Otro día me contó que las noches de despiadada luna llena Rebeca tiraba una botella al mar (message in a bottle, así) con un papel, con un mensaje escrito, con la certeza de que le llegaría al hijo muerto a los 28 años y con ocho drogas distintas en su cadáver. Con la certeza de que el muchacho leería esa línea breve, secreta.
—Fuck, man, el Caribe nunca nos devolvió una botella. Rebeca merecía que yo la acompañara. Después tomábamos tequila en la playa hasta el amanecer, y ella pasaba unos días sin pensar en Patrick o pensando que Patrick había recibido su mensaje.
Nos vimos una y otra vez. Vimos el video de un recital de Piazzolla en Nueva York y lo escuchamos explicando lo importante que era dominar el bandoneón. Tocaba generalmente sin abrir la mano derecha; los dos lo observamos. Dijo “dominar”, no “tocar”. Dominio público, un batero respirando con dificultad, olvidándose de Gene Krupa. Una mano dedicada a empujar y a tirar, los dedos quietos. Sexo.

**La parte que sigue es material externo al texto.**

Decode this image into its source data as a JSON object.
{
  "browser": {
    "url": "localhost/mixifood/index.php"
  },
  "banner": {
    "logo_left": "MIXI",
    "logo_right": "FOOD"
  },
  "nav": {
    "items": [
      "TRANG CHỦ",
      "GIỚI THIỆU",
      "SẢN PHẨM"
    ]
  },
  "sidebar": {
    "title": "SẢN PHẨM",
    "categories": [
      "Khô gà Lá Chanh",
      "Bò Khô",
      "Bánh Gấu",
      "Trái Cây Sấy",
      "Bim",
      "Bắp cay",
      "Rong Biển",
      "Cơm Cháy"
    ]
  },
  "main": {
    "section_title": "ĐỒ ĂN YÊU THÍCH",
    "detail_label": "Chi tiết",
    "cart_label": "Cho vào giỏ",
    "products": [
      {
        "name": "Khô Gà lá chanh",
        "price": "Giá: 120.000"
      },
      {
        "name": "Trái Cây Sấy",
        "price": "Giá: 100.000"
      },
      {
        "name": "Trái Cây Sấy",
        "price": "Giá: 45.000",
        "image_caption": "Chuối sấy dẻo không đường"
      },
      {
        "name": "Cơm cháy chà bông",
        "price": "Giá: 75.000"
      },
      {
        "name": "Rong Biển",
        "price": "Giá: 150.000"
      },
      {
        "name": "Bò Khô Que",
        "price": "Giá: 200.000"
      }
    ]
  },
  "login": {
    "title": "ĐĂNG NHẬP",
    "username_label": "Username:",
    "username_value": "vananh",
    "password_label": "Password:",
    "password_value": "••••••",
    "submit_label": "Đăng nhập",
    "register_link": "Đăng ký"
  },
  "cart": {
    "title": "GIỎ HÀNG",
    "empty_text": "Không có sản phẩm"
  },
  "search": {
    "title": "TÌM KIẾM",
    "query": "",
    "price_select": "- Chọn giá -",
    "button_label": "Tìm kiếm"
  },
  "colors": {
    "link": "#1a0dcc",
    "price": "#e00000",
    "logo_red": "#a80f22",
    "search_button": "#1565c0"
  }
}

Cuando se hizo la primera luna llena desde que nos habíamos conocido, me pidió que la acompañara a la playa. No hacía frío, pero un viento llegaba desde el agua. Estuvimos sentados en la arena largo rato, repitiendo palabras, mirando las luces de la ciudad sobre el agua. Sacó una botella de su cartera.
—Rebeca me pidió que cuando llegara a Uruguay tirara una botella al mar. A message in a bottle –dijo sin pronunciar las vocales de bottle.
Río ancho.
Era una botella oscura, tapada con un corcho. Al trasluz de la luna se podía ver un trozo de papel enrollado.
Nos acercamos a la orilla y tiró la botella al agua, que flotó unos segundos y luego se hundió. Después nos sentamos nuevamente y repetimos palabras durante algunos minutos. Después nos fuimos. Be care. Volvimos a la mañana siguiente, resaca de alcohol y sexo.
A eso es que me refiero.
La marea se había retirado y en la orilla brillaba la botella.
—Lord –dijo.
La levantó y la colocó al trasluz del sol.
—En St. Pete nunca pasó nada igual. Fuck.